Sentía el tirón de cada emoción, la electricidad densa en el ambiente, pero no me dejé arrastrar. No podía. El Umbral era una prueba, y no era externa. Era una prueba de adentro hacia afuera. Éramos nosotros. Nosotros contra nosotros mismos. Y si uno caía... no había regreso.
Apreté con más fuerza la mano de Milo, que todavía descansaba sobre mi hombro como un ancla.
—Sigan caminando —dije. Mi voz sonó más firme de lo que me sentía, pero al menos sonó.

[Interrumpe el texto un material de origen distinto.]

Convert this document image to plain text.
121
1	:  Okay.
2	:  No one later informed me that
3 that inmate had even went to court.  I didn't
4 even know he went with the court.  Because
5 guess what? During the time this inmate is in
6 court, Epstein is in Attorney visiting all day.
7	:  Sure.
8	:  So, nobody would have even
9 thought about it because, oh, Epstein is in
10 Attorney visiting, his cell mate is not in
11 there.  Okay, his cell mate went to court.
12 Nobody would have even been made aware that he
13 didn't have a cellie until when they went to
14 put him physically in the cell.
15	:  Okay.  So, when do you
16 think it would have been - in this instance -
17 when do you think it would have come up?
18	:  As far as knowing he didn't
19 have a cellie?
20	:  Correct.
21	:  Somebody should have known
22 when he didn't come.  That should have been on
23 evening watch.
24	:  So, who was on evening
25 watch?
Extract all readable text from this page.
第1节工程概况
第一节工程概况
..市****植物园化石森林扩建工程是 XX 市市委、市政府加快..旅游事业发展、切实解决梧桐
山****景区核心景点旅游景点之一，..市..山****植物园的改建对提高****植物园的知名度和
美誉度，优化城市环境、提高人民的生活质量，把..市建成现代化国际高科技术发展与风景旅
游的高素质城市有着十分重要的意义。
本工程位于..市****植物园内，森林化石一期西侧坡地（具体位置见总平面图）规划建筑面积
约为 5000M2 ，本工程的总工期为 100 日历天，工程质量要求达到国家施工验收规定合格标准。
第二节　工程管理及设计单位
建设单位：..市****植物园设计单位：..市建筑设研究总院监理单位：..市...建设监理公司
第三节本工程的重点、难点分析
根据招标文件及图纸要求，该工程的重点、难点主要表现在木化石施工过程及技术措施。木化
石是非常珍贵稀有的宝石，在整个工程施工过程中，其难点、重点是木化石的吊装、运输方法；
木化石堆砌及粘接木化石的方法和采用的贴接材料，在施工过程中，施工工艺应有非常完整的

Avanzamos sin saber cuánto tiempo había pasado. Minutos, tal vez horas. O toda una vida.
La bruma era la misma. La tensión seguía acumulándose como una cuerda a punto de estallar.
—¿Alguien tiene idea de hacia dónde vamos? —dijo Milo de pronto. Su tono sonaba agudo, con filo en las palabras—. Porque si no hay dirección, entonces tampoco hay misión... ¿o sí?
Nadie respondió. Las miradas estaban perdidas en la niebla, en los pensamientos, en las grietas internas.
—Público difícil... —murmuró Milo, más para sí que para el resto.
—¡Dios! —exclamó Varian, exasperado—. ¡No les estoy pidiendo mucho! Solo que mantengan el maldito silencio. Llevamos caminando entre esta niebla más de cuarenta y cinco minutos y todavía no llegamos a ningún lugar.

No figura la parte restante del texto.